Из соседней комнаты вышла жена хозяина, Евгения Михайловна, собрала кое-что поужинать, поставила и коньячные рюмочки, миниатюрные.
— Мы хоть и не увлекаемся этим зельем, но ведь время субботнее, — заметил хозяин, и тут пошел у нас разговор не про металл и не про инструменты. Случайно мы с хозяином признались друг другу, что один из любимейших наших писателей — Антон Павлович Чехов.
— Бесподобная вещь у него «Степь», — заметил Сергей Анатольевич. Договорились мы и до Федора Достоевского, и до Вересаева, и до Марка Твена, и до Ильи Ильфа и Евгения Петрова. Мне приходилось встречаться с Евгением Петровым и в мирные дни, и на фронте, и хозяин с интересом стал допытывать меня о приемах совместной работы писателей.
Потом хозяин принес мандолину. Он сыграл нам о том светловском парне, что «пел, озирая родные края: «Гренада, Гренада, Гренада моя!» Я вспомнил о «Землянке» Алексея Суркова, но хозяин забыл мелодию, после долгих поисков все же нашел ее в нотах и сыграл эту славную фронтовую песню. Потом мандолина была отложена в сторону, продолжался разговор, несколько беспорядочный, как это бывает при первой встрече не знакомых прежде людей. Не помню уж, по какому поводу, но весьма уместно Сергей Антонов вдруг процитировал на память стихи. Я запомнил их начало: «Когда толпа надежд растерянно рыдает и дьявол прошлого на раны сыплет соль...»
— Чьи это стихи? — спросил я, растроганный.
— Байрона, — ответил хозяин. — Джорджа Гордона Байрона.
Пришла дочь хозяина Татьяна, миловидная и не без кокетства одетая девушка. Волосы у нее светлые-светлые...
— Она у нас настоящая блондинка, — подмигнув дочери, сказал Сергей Анатольевич.

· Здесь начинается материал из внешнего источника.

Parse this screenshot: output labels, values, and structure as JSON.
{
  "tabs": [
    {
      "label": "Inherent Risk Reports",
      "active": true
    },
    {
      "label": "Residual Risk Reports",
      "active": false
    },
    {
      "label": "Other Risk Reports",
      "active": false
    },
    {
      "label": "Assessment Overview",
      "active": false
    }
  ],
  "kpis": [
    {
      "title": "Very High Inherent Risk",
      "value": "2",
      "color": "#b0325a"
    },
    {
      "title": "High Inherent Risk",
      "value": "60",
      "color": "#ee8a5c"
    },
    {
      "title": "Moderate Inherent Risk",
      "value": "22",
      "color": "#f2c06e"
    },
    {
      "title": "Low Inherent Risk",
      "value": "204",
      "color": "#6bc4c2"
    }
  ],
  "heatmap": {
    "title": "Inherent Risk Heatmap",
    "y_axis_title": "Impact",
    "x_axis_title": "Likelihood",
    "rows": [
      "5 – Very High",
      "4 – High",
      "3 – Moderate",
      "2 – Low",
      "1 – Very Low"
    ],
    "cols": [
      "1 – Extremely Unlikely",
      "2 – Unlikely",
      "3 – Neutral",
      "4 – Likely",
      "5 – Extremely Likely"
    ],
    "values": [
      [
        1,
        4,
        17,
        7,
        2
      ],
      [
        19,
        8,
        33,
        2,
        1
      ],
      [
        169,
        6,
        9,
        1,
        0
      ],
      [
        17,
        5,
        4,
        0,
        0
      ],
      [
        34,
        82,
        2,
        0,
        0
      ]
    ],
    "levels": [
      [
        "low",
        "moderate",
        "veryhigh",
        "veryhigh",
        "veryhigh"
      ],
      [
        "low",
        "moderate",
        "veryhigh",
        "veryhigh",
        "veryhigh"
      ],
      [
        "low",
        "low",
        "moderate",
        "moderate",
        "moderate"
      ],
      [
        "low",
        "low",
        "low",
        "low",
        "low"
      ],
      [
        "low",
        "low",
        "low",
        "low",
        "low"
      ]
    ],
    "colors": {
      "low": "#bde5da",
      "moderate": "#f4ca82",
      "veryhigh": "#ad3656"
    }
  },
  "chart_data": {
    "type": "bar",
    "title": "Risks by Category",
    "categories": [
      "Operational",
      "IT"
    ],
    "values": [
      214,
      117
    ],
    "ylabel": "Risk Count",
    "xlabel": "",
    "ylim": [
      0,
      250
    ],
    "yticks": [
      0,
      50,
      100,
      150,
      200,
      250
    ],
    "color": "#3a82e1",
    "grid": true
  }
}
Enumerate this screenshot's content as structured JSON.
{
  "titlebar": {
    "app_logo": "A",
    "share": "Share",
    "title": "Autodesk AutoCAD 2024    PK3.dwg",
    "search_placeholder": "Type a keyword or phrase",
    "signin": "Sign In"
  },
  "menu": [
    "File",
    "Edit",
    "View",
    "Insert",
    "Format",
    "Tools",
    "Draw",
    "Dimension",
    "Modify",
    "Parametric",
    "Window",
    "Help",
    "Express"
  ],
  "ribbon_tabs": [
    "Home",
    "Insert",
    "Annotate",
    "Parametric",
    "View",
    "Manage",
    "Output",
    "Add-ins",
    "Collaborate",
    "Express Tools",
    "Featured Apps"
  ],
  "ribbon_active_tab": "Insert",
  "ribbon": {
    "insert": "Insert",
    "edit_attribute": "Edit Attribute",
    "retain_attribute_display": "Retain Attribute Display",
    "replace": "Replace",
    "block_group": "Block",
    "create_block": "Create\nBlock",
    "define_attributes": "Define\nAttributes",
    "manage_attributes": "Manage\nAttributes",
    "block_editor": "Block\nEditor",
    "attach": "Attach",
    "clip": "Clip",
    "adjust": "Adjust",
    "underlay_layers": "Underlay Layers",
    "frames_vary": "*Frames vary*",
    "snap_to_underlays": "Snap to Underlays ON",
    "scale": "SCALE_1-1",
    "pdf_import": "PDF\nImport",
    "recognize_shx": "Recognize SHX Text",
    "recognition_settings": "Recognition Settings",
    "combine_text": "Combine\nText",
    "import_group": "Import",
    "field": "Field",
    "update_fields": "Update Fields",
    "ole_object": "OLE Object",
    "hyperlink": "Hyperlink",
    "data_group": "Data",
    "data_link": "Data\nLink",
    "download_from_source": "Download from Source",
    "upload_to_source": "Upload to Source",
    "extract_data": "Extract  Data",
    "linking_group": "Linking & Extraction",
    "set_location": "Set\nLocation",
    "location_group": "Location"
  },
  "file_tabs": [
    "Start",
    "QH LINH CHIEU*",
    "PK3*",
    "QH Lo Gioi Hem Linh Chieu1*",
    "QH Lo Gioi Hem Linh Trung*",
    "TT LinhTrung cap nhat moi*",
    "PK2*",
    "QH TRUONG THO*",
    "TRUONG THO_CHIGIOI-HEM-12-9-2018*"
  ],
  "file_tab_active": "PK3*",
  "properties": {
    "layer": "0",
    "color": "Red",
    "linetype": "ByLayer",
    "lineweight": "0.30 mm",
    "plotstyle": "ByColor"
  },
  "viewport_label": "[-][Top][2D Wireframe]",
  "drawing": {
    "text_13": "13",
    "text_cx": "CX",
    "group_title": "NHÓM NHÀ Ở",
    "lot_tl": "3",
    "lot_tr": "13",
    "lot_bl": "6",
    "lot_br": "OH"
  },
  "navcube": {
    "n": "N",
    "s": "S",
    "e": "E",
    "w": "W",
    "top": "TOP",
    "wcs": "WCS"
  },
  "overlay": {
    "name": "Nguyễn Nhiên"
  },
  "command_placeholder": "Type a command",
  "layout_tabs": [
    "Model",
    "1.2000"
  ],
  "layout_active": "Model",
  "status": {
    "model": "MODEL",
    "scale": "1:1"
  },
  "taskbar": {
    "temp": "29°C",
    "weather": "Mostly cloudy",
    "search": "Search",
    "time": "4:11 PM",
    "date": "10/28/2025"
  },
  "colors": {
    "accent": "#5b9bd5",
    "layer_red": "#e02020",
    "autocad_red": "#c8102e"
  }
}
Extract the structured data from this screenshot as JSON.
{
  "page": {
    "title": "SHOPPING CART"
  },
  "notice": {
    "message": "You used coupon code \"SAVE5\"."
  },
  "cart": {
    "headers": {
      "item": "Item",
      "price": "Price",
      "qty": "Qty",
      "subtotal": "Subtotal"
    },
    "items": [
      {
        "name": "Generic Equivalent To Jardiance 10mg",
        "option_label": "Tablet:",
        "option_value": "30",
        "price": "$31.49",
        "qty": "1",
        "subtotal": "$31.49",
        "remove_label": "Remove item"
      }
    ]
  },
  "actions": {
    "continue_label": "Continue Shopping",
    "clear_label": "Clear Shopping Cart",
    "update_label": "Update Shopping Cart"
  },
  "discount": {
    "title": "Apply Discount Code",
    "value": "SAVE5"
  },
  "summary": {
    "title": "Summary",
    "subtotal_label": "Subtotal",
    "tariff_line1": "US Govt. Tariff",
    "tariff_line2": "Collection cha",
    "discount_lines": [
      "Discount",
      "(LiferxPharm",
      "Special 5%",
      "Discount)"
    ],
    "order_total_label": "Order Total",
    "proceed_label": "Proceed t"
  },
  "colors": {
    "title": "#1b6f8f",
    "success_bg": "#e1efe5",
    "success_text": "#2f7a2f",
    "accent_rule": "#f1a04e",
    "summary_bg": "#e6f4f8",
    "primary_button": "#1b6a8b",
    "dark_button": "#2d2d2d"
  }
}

Татьяна весело кивнула головой. И тут я узнал, что Татьяна Антонова, окончив десятилетку, поступила комплектатором на отцовский завод; начала толково осваивать профессию, а вскоре ее избрали вторым секретарем заводского комитета ВЛКСМ.
Познакомившись с представительницей третьего поколения Антоновых, я поневоле заинтересовался историей этой семьи, ее влечениями и традициями.
И когда мне стали об этом рассказывать, отзываясь на мою любознательность, то в самом тоне рассказа я узнал чувство, которое можно определить лишь одним словом — гордость. Гордость за свой рабочий род! Гордость хозяйки и Татьяны за то, что глава семьи — рабочий и отец его тоже был рабочим, простоял у станков московских заводов шестьдесят семь долгих лет. Двадцать пять лет из них — на заводе имени Владимира Ильича.